Texas prices for lodging, necessities skyrocket amid storm

Hotel rooms for $1,000 a night. Gasoline prices spiking. Even bottled water prices doubling or tripling overnight.

Officials in Texas say the winter storm that knocked out power and water to millions of residents is providing an opportunity for some unscrupulous merchants to take advantage of the situation by charging exorbitant prices for essential supplies.

A system set up Wednesday in Houston for residents to report incidents of price gouging received more than 450 complaints in less than 20 hours, said Harris County Attorney Christian Menefee, the chief civil attorney for Texas' largest county.

"The main types of things we're seeing is hotels setting prices at ridiculous rates," Menefee said. "We've seen allegations of packs of water being sold for two to three times the normal price, or packs of water being divvied up and the individual bottles being sold at excessive prices."

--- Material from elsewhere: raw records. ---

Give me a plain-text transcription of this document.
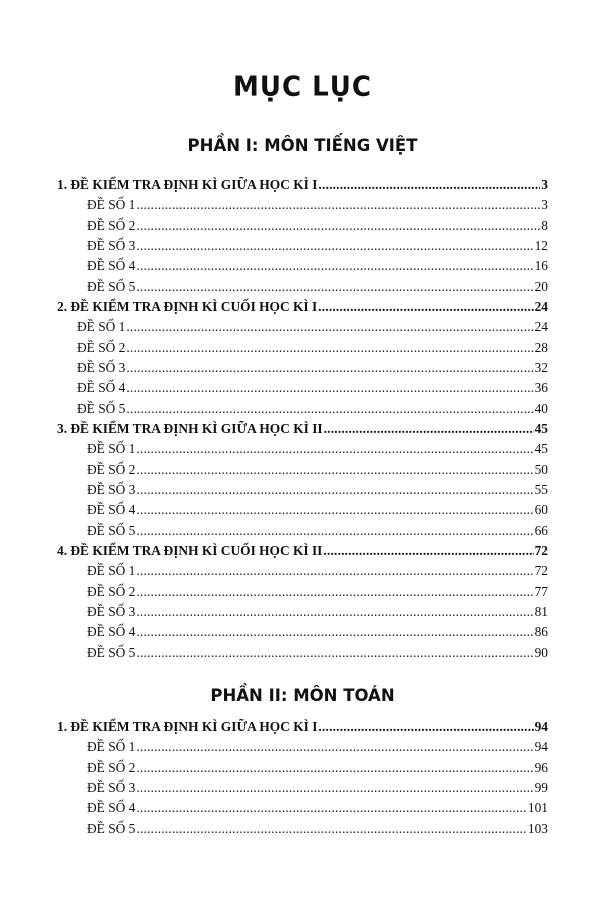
MỤC LỤC
PHẦN I: MÔN TIẾNG VIỆT
1. ĐỀ KIỂM TRA ĐỊNH KÌ GIỮA HỌC KÌ I .....	3
ĐỀ SỐ 1 .....	3
ĐỀ SỐ 2 .....	8
ĐỀ SỐ 3 .....	12
ĐỀ SỐ 4 .....	16
ĐỀ SỐ 5 .....	20
2. ĐỀ KIỂM TRA ĐỊNH KÌ CUỐI HỌC KÌ I .....	24
ĐỀ SỐ 1 .....	24
ĐỀ SỐ 2 .....	28
ĐỀ SỐ 3 .....	32
ĐỀ SỐ 4 .....	36
ĐỀ SỐ 5 .....	40
3. ĐỀ KIỂM TRA ĐỊNH KÌ GIỮA HỌC KÌ II .....	45
ĐỀ SỐ 1 .....	45
ĐỀ SỐ 2 .....	50
ĐỀ SỐ 3 .....	55
ĐỀ SỐ 4 .....	60
ĐỀ SỐ 5 .....	66
4. ĐỀ KIỂM TRA ĐỊNH KÌ CUỐI HỌC KÌ II .....	72
ĐỀ SỐ 1 .....	72
ĐỀ SỐ 2 .....	77
ĐỀ SỐ 3 .....	81
ĐỀ SỐ 4 .....	86
ĐỀ SỐ 5 .....	90
PHẦN II: MÔN TOÁN
1. ĐỀ KIỂM TRA ĐỊNH KÌ GIỮA HỌC KÌ I .....	94
ĐỀ SỐ 1 .....	94
ĐỀ SỐ 2 .....	96
ĐỀ SỐ 3 .....	99
ĐỀ SỐ 4 .....	101
ĐỀ SỐ 5 .....	103
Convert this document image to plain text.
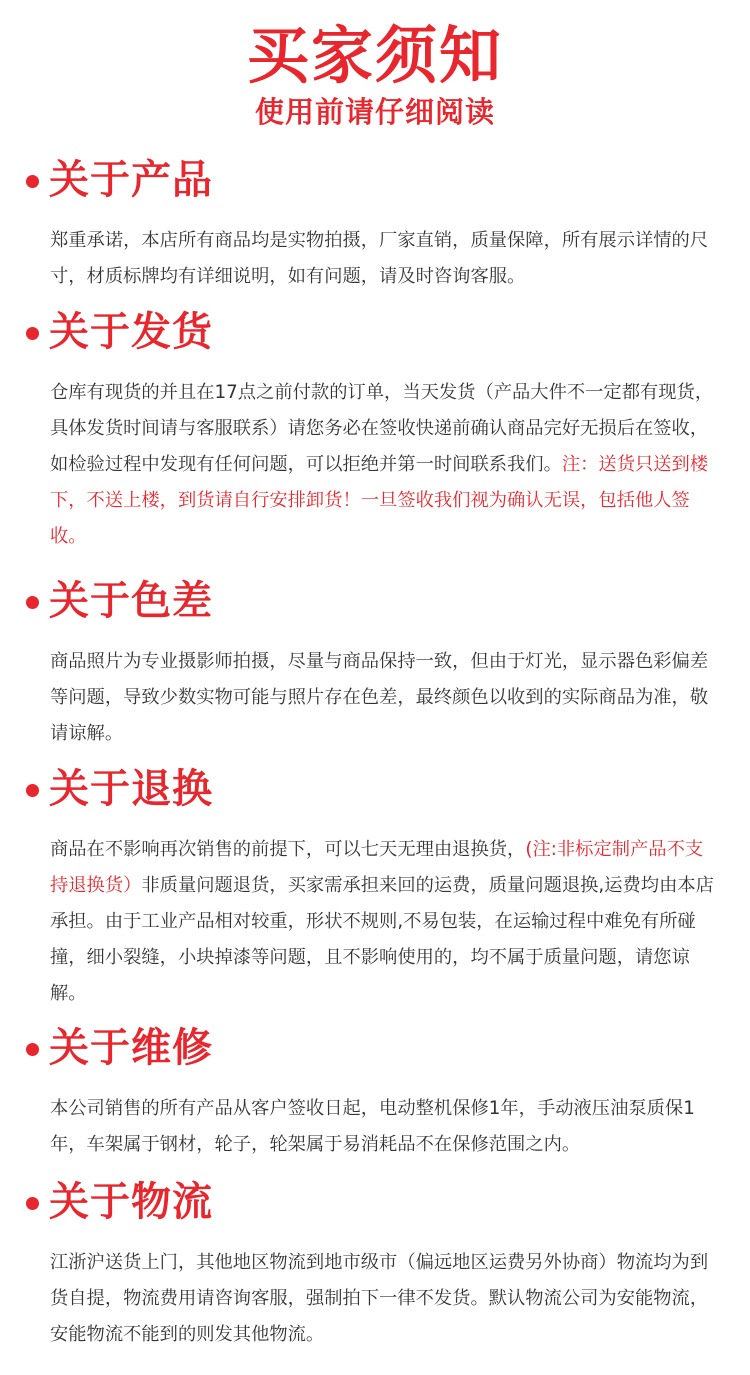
买家须知
使用前请仔细阅读
关于产品
郑重承诺，本店所有商品均是实物拍摄，厂家直销，质量保障，所有展示详情的尺寸，材质标牌均有详细说明，如有问题，请及时咨询客服。
关于发货
仓库有现货的并且在17点之前付款的订单，当天发货（产品大件不一定都有现货，具体发货时间请与客服联系）请您务必在签收快递前确认商品完好无损后在签收，如检验过程中发现有任何问题，可以拒绝并第一时间联系我们。注：送货只送到楼下，不送上楼，到货请自行安排卸货！一旦签收我们视为确认无误，包括他人签收。
关于色差
商品照片为专业摄影师拍摄，尽量与商品保持一致，但由于灯光，显示器色彩偏差等问题，导致少数实物可能与照片存在色差，最终颜色以收到的实际商品为准，敬请谅解。
关于退换
商品在不影响再次销售的前提下，可以七天无理由退换货，(注:非标定制产品不支持退换货）非质量问题退货，买家需承担来回的运费，质量问题退换,运费均由本店承担。由于工业产品相对较重，形状不规则,不易包装，在运输过程中难免有所碰撞，细小裂缝，小块掉漆等问题，且不影响使用的，均不属于质量问题，请您谅解。
关于维修
本公司销售的所有产品从客户签收日起，电动整机保修1年，手动液压油泵质保1年，车架属于钢材，轮子，轮架属于易消耗品不在保修范围之内。
关于物流
江浙沪送货上门，其他地区物流到地市级市（偏远地区运费另外协商）物流均为到货自提，物流费用请咨询客服，强制拍下一律不发货。默认物流公司为安能物流，安能物流不能到的则发其他物流。
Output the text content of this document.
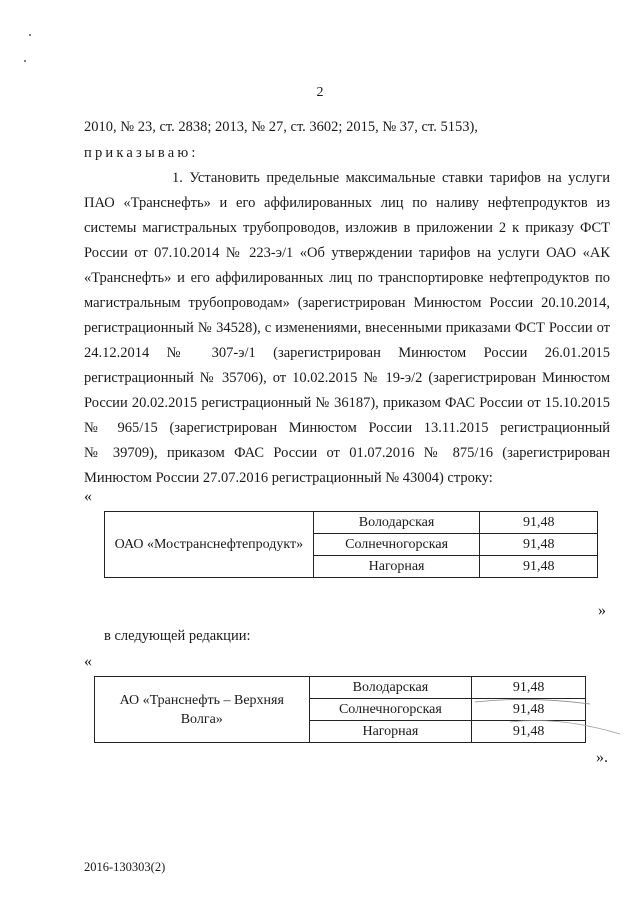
2
2010, № 23, ст. 2838; 2013, № 27, ст. 3602; 2015, № 37, ст. 5153),
приказываю:
1. Установить предельные максимальные ставки тарифов на услуги
ПАО «Транснефть» и его аффилированных лиц по наливу нефтепродуктов из
системы магистральных трубопроводов, изложив в приложении 2 к приказу ФСТ
России от 07.10.2014 № 223-э/1 «Об утверждении тарифов на услуги ОАО «АК
«Транснефть» и его аффилированных лиц по транспортировке нефтепродуктов по
магистральным трубопроводам» (зарегистрирован Минюстом России 20.10.2014,
регистрационный № 34528), с изменениями, внесенными приказами ФСТ России от
24.12.2014 № 307-э/1 (зарегистрирован Минюстом России 26.01.2015
регистрационный № 35706), от 10.02.2015 № 19-э/2 (зарегистрирован Минюстом
России 20.02.2015 регистрационный № 36187), приказом ФАС России от 15.10.2015
№ 965/15 (зарегистрирован Минюстом России 13.11.2015 регистрационный
№ 39709), приказом ФАС России от 01.07.2016 № 875/16 (зарегистрирован
Минюстом России 27.07.2016 регистрационный № 43004) строку:
«
ОАО «Мостранснефтепродукт»	Володарская	91,48
	Солнечногорская	91,48
	Нагорная	91,48
»
в следующей редакции:
«
АО «Транснефть – Верхняя
Волга»	Володарская	91,48
	Солнечногорская	91,48
	Нагорная	91,48
».
2016-130303(2)
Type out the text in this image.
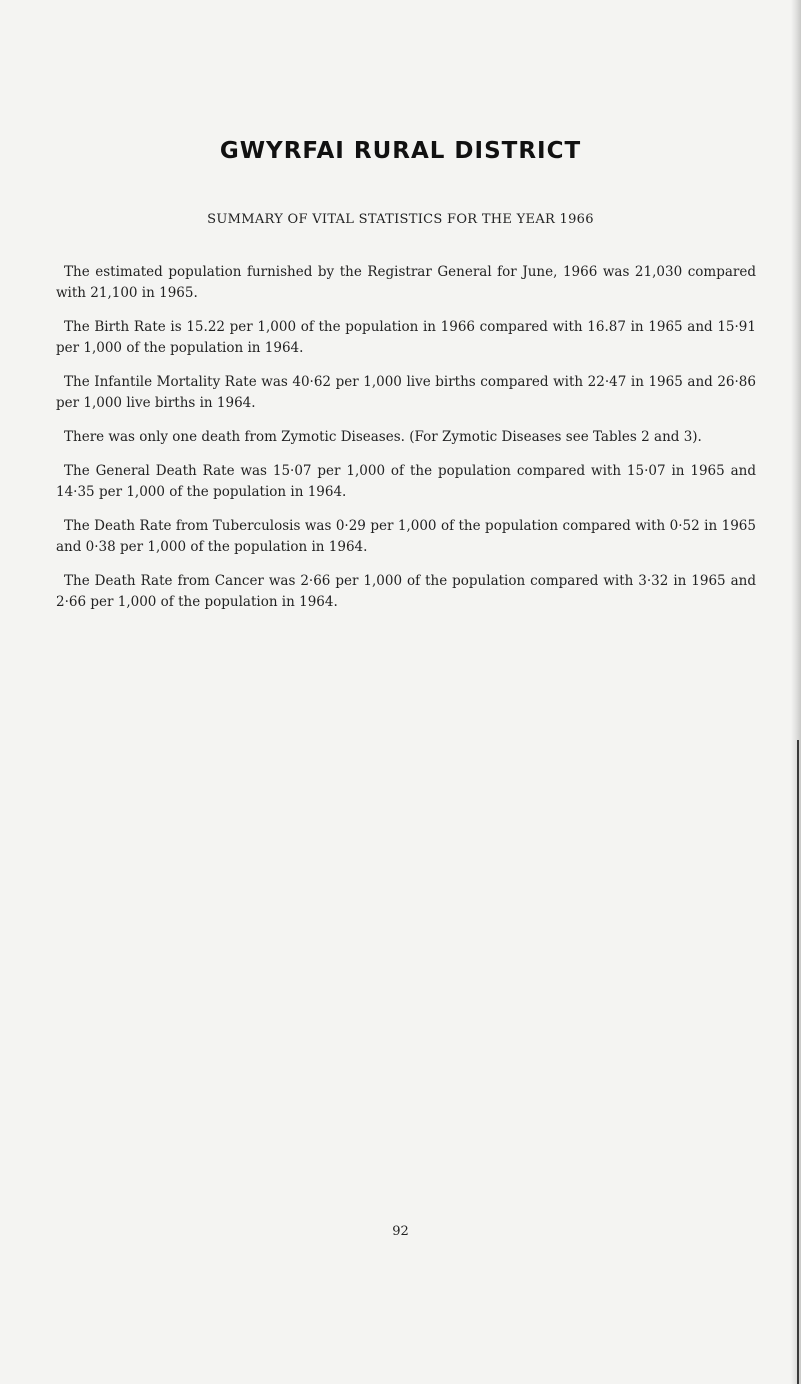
GWYRFAI RURAL DISTRICT
SUMMARY OF VITAL STATISTICS FOR THE YEAR 1966

The estimated population furnished by the Registrar General for June, 1966 was 21,030 compared with 21,100 in 1965.

The Birth Rate is 15.22 per 1,000 of the population in 1966 compared with 16.87 in 1965 and 15·91 per 1,000 of the population in 1964.

The Infantile Mortality Rate was 40·62 per 1,000 live births compared with 22·47 in 1965 and 26·86 per 1,000 live births in 1964.

There was only one death from Zymotic Diseases. (For Zymotic Diseases see Tables 2 and 3).

The General Death Rate was 15·07 per 1,000 of the population compared with 15·07 in 1965 and 14·35 per 1,000 of the population in 1964.

The Death Rate from Tuberculosis was 0·29 per 1,000 of the population compared with 0·52 in 1965 and 0·38 per 1,000 of the population in 1964.

The Death Rate from Cancer was 2·66 per 1,000 of the population compared with 3·32 in 1965 and 2·66 per 1,000 of the population in 1964.

92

Dashawn Walker, 33, searched for a hotel room Tuesday night to avoid the cold of his powerless Dallas apartment. After finding all the rooms in Dallas booked, he ended up driving to an extended stay hotel in the suburb of Lewisville only to pay $474 for a one-night stay.

"It's crazy," he said. "I mean why would y'all go up on the hotels in the middle of a crisis? Like, dude, come on now. Everyone is just trying to make it and they're capitalizing off a crisis, and that's so unfair to people who really can't afford it."

Such price spikes are illegal under Texas law, which prohibits selling fuel, food, medicine, lodging, building materials or other necessities "at an exorbitant or excessive price" during a state or federal disaster declaration.